Market NewsMore January 7, 2025

Local Look: Western Washington Housing Update 1/7/25

Hi. I’m Jeff Tucker, principal economist at Windermere Real Estate, and this is a Local Look at the December 2024 data from the Northwest MLS.


After two very strong months of data covering October and November, we got one last month of strong closed sales data in December, but a slowdown in pending sales growth suggests we shouldn’t expect a boom in closings to start out the New Year.

Here are the four key metrics I watch to track supply and demand in the market: closed and pending sales, which tell us a lot about demand; and listings – new and active – which tell us a lot about supply.

Closed sales of single-family homes climbed 18% year-over-year, from about 3500 to over 4100. Pending sales, which will mostly close in January, only climbed 5% from the same month last year.

On the supply side, about 8% more new listings hit the market this December compared to last one, while the level of inventory in the reservoir was 20% higher at the end of 2024 than at the end of 2023. Of course this is a quiet time of the year in the market, so we should expect all these measures of listings to pick up soon.

The final key metric to check in on: the median price for those closed single-family home sales climbed about 5% year-over year, from $610,000 to $639,000. That’s a bit of a cooldown from price growth in the previous couple of months, and it’s pretty similar to the pace I’m projecting for 2024.

Putting it all together, this looks like a market that had a surge of demand after the Fed began to cut rates in September, but where that demand bump is cooling off now that mortgage rates have stubbornly rebounded to nearly 7%.

Now I’ll dig into the three counties that comprise the Seattle metropolitan area, where we saw similar trends play out.

Residential closed sales climbed 13 percent year over year here in King County, which includes Seattle and Bellevue; a whopping 32% down in Pierce County, including Tacoma, and 15% up in Snohomish County, including Everett. So for the 3-county metropolitan area as a whole, that’s a gain of 18% from the same month last year. November, by comparison, saw a 30% increase for the whole MSA, so the sales gains are clearly decelerating.
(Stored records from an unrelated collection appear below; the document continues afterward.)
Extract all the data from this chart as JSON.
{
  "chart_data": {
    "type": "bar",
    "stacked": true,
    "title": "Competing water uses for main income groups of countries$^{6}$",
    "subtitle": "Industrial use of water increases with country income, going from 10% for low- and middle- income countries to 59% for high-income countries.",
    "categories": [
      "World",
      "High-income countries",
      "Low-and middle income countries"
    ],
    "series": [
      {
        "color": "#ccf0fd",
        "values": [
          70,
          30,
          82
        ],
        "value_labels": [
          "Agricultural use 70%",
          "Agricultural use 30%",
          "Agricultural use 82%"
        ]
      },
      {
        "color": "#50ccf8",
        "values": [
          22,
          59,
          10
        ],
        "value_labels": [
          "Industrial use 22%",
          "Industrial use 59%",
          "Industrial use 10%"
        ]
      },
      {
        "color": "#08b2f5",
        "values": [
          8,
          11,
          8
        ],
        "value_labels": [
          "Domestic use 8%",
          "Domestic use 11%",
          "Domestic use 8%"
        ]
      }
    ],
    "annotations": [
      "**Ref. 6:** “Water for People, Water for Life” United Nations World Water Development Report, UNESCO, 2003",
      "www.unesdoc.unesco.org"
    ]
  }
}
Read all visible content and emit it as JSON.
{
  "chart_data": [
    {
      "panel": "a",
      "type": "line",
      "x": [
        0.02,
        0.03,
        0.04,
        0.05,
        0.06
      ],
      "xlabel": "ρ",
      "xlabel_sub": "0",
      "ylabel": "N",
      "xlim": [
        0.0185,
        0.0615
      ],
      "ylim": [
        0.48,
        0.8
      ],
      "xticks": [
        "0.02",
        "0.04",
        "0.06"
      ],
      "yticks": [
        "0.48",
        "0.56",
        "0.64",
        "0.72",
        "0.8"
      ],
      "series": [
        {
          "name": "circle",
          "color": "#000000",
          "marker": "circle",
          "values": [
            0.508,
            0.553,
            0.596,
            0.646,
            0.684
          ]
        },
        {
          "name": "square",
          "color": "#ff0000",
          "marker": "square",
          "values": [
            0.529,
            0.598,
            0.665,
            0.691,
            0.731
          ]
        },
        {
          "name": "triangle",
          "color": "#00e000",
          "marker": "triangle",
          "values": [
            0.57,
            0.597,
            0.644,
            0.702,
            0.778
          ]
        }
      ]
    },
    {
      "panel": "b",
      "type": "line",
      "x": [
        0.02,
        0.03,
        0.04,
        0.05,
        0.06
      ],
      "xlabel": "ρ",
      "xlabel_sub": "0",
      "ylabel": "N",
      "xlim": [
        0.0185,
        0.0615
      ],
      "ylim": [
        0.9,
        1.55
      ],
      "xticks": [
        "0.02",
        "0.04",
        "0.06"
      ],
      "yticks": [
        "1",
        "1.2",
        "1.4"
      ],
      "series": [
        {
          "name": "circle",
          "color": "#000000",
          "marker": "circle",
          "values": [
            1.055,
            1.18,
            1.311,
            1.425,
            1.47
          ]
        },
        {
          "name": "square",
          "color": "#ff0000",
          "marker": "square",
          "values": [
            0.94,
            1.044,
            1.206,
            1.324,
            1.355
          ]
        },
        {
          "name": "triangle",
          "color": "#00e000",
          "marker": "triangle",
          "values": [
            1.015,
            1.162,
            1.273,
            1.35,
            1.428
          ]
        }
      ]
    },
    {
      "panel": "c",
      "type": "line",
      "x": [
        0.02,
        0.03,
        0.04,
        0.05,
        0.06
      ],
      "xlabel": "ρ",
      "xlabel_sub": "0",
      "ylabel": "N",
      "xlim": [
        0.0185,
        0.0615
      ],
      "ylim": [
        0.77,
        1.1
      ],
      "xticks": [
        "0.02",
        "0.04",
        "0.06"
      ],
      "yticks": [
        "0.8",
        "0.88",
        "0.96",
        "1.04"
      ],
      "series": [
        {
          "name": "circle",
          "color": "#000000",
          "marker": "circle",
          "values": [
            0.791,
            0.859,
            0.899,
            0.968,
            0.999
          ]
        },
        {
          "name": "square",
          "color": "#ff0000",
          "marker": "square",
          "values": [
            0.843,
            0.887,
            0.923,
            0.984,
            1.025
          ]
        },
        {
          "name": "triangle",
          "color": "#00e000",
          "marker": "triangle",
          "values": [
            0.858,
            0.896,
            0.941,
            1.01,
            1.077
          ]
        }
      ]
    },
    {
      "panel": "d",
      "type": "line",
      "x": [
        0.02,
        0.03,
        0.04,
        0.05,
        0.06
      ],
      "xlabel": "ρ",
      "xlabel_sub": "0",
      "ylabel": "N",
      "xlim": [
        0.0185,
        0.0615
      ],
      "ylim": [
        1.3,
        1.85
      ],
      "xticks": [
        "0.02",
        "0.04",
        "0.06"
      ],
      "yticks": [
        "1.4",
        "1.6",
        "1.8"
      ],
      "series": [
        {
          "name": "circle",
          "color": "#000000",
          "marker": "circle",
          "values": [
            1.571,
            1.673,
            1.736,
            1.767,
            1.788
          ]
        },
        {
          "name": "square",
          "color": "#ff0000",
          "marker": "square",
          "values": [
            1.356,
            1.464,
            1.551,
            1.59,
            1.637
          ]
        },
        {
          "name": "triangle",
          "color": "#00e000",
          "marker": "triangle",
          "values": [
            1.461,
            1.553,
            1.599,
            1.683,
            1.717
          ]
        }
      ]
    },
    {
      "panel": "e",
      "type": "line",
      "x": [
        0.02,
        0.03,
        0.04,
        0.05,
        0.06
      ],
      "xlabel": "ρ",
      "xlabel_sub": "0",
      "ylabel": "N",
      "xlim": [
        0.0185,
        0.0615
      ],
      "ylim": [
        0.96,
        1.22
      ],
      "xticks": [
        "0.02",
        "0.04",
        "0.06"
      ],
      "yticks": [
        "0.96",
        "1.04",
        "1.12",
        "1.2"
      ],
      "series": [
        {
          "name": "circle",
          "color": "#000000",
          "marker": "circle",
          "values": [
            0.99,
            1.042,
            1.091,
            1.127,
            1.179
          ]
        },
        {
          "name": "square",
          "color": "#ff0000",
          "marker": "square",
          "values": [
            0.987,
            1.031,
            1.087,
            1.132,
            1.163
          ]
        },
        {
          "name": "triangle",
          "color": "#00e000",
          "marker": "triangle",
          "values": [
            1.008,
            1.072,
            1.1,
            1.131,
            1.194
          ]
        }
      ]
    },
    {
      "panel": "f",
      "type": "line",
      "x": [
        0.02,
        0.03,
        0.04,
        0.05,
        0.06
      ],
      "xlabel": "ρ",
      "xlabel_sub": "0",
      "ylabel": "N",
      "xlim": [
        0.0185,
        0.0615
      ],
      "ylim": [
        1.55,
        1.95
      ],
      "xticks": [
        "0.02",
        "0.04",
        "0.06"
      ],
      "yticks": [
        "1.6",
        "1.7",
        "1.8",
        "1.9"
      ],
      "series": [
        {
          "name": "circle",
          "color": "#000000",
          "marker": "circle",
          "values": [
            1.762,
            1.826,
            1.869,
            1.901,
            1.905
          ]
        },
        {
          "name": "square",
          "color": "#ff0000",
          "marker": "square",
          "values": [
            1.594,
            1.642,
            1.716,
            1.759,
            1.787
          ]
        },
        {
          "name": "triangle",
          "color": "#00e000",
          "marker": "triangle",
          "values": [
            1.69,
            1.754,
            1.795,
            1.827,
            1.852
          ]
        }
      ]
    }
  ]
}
The median sale price climbed modestly: just 3% from last year in King County and 5% in Pierce County, but a whopping 15% in Snohomish. This statistic can get noisy when the sample size is small, like in December, so I think we won’t have a clear view of Snohomish price trends for another couple of months.

Looking ahead, there was a pretty different picture for pending sales in each of these counties: up 7% in King, flat year-over-year in Pierce, and down 10% in Snohomish. Again, sales in December are so thin that random noise can look like big changes, so I wouldn’t read too much into that data point for Snohomish County, but the broad picture for the 3-county area is that pending sales were essentially flat year-over-year in December.

On the supply side, the 3-county metro area had about 22% more active listings to end the year than there were at the end of 2023. That could give buyers more options as they start their house hunt in Q1, and could help keep price growth in check. But the biggest factor behind supply and demand this spring will be the number of new listings that come out of the woodwork, which will only start to come into focus in the months ahead.